Worldcoin’s eyeball scanning technology has been polarising since its launch, with many feeling it’s the natural evolution of security in an AI world, whilst also drawing fears from many who cite it as intrusiveness.
Payment Expert gained the insight of Daniel Fogg, Chief Executive Officer at IOV Labs, as he discussed the tech, its drawbacks and potential impact on the payment space.
Payment Expert: Why do you think there is such controversy around Worldcoin’s eyeball scanning solution?
Daniel Fogg: Simply put, with some exceptions, any data that is put on the blockchain is publicly available, obscured but visible, and it could be there forever with the inability to take it down.
For example: if you look at any Bitcoin wallet address, you can see the transactions it has made, the amount of money in it, and which users it has transacted with, but you would never know who the wallet belonged to. This is the concept of pseudonymity – you know it’s there, but you don’t know who it belongs to.
Worldcoin’s solution suggests that an individual’s iris will be scanned, used to generate a cryptographic hash, and that hash will be stored on the Ethereum blockchain, but as per the pseudonymous nature of the blockchain, no-one would know which hash belonged to which individual. That said, the issue still stands that this hash is on the blockchain for other individuals to see, potentially forever.

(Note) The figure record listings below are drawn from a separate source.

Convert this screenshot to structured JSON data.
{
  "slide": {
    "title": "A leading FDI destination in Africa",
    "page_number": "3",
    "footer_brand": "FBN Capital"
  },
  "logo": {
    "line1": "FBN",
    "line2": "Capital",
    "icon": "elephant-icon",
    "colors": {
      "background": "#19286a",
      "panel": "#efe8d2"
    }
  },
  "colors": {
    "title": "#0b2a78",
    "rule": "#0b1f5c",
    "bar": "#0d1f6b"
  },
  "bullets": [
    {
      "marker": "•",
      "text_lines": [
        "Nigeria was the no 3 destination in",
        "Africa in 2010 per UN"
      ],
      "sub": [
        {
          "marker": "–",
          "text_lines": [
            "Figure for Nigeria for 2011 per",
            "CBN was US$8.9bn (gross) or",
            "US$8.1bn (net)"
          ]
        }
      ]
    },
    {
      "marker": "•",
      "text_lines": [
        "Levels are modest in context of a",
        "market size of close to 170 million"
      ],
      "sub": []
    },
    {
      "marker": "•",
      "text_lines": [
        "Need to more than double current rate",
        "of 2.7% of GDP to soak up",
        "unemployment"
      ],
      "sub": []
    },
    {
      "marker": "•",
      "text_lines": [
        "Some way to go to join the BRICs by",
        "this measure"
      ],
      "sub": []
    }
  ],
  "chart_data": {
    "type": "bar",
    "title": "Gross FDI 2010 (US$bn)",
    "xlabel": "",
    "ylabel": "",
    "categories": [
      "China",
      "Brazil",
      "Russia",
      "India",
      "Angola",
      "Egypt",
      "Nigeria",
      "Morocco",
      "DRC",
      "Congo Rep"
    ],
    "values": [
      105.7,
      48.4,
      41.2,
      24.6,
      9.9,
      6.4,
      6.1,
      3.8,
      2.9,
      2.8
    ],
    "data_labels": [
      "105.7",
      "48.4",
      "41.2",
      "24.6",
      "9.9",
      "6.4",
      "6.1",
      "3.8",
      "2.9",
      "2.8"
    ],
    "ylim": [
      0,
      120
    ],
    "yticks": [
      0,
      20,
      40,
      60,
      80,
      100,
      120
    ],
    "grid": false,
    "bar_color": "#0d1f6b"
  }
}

In terms of controversy, much of this stems from a lack of knowledge and understanding of the proposition as it is still in the early stages of rollout. Many people may be concerned regarding the security model or privacy implications of the orb, whilst others may be concerned that this is just another Silicon Valley big tech solution that they don’t want to trust by default. Most importantly, it’s an individual’s biometric profile on the line.
PE: What are your thoughts around the privacy fears?
On one hand, giving away this data seems terrifying, but on the other, cryptographically speaking, no one should ever be able to access that data unless the permissions were there.
Worldcoin will have a security model which prevents people from accessing the imprint of other people’s iris, but there is no guarantee that these security models will be effective in the future.
Of course, there is always the risk of hacks and security breaches, as well as the consideration that future advances in quantum computing could lead to the capabilities to crack encryption – this is why people are concerned. Afterall, the token or address is associated with the biometric data of a human being.
However, I would be extremely surprised if Worldcoin had arrived at this point with an unstable security model, and I’m sure this isn’t a ‘half-baked solution’. You can do things with cryptography which makes things unopenable, hence the millions of dollars of Bitcoin that individuals can no longer access as they have lost the keys.
I am pro-technology and pro-experimentation, and as an early adopter I’m not particularly worried about the potential associated risks. In fact, I will likely have my iris scanned and get a WorldCoin wallet.
That said, I do understand the concerns and I will take advice from our team of security experts, cryptographers, and researchers at IOV Labs, as well as doing more research into Worldcoin’s security models myself first.
PE: Biometrics are common in fintech. Why are people so concerned here?
Ten years ago, individuals would have rejected the biometric face scanning required to access Apple devices. We’ve broadly bought into the security model that Apple has built the technology upon, called the secure enclave, as no one can access the chip in each phone which stores the biometric data.
It’s likely that Worldcoin will have an approach in place to ensure no one can access the imprinted iris data through cryptographic protections, however we don’t know how strong this protection will be in 50 years time, and whether the data will still be protected. I think the level of uncertainty will be causing the most concern.